The idea that a female character couldn't be skilled or powerful and be as realistic as the male heroes in the franchise stung for many of the saga's fans. For many of us, this criticism and the merchandising epic fail felt like a complete disrespect to us as fans of a series we've been in love with since we were kids. 

As a juxtaposition to that sense of dismissal, this new video specifically celebrates that heroic quality that made Rey matter to us. It’s fast-paced; it’s full of intense action, women performing physical feats, martial arts, even a skateboarding trick, all set to SIA’s “Unstoppable.” Some are dressed as Rey herself, some are wielding the red lightsabers favored by the Sith, and some aren’t doing anything specifically Star Wars-related at all. And yet all of them put to a tune that kicks off with the lyrics I put my armor on, show you how strong how I am.

In Rey’s name we have this video that shows us a collection of real-life girls and women following her in spirit. They’re not dressed up cute, they’re sweaty, they’re focused, they’re ripped. They’re tough as hell. They're doing the things people claim that women and girls can't do. No one in this video is a Mary Sue.

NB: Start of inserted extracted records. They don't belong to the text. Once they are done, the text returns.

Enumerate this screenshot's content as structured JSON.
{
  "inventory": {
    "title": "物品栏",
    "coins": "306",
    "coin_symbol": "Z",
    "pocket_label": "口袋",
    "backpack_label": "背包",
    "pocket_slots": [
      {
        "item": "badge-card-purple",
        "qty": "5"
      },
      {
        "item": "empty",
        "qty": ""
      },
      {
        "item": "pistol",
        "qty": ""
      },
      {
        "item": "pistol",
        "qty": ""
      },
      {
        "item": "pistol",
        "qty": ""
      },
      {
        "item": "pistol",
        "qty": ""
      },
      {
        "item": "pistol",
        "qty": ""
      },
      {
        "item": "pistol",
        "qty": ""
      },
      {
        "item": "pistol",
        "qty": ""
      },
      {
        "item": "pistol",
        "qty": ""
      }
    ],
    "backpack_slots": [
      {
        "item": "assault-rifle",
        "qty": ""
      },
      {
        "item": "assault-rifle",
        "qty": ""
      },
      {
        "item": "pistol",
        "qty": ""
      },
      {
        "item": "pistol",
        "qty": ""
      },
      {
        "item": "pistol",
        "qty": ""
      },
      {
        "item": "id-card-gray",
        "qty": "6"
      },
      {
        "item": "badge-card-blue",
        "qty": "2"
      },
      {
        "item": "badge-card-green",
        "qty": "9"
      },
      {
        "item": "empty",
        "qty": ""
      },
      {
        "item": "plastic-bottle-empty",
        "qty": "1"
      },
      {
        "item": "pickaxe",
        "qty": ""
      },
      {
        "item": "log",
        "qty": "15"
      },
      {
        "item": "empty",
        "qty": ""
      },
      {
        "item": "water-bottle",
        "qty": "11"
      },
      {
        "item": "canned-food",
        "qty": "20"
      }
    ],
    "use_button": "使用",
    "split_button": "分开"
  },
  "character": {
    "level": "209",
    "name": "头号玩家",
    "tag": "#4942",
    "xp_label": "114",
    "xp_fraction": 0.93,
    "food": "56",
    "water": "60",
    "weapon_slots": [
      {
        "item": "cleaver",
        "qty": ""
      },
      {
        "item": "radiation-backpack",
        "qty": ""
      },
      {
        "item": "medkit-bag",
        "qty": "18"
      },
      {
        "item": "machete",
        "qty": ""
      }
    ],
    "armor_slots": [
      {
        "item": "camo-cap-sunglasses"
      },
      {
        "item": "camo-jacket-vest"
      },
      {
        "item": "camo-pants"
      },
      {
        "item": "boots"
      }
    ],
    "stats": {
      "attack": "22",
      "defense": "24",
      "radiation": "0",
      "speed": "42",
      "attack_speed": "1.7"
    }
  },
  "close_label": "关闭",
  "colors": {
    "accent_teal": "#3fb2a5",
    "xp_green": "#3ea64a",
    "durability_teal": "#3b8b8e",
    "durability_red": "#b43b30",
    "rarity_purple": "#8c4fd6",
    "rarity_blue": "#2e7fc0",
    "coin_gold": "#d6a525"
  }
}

The thing you almost don't realize until a second or third viewing but that jumps out at you once you do is that Daisy Ridley doesn't even appear in the ad

This is a video showcasing homegrown fandom. In a franchise that has been churning out action figures and toys since the late 1970s, fans of the leading protagonist of the newest movie have had to build our merchandise ourselves, and we did.

All the girls and women represented are very much doing their own thing, putting their own spin on how they see Rey as a character, or how her strength and determination are reflected in their own lives.

The Rey costumes we see appear for the most part to be homemade. In fact, in a move that might even seem counterproductive toward Target's attempt to sell toys, it tells a story of a group of women who frankly don't even need them to do so. In the void that was left in the wake of The Force Awakens, we didn't just take our staff and go home. We made our own celebrations of the character that clicked with us so immediately in the theater, and then again in the theater, and then again on home video. 

In a fan culture that so often wants to dismiss female members as "Fake Geek Girls," here's a video celebrating the lengths that we've gone to in order to celebrate a character that we deeply care about. There's nothing fake about spending the time to craft a costume, to learn martial arts moves, to shoot a video, to add special effects into that video. I mean the time alone it takes to learn to nail that triple bun thing that she does with her hair:


It matters that a year and a half after the #WheresRey hashtag even needed to be a thing, we’re staring down a release of a movie in which it looks like it won’t. The message that is being sent to us by Target in this ad is that they understand that we've already built the Rey fandom without their help, and it's on them now to catch up with us. 

The women of the Star Wars fandom are unstoppable. Rey matters to us and we are invincible.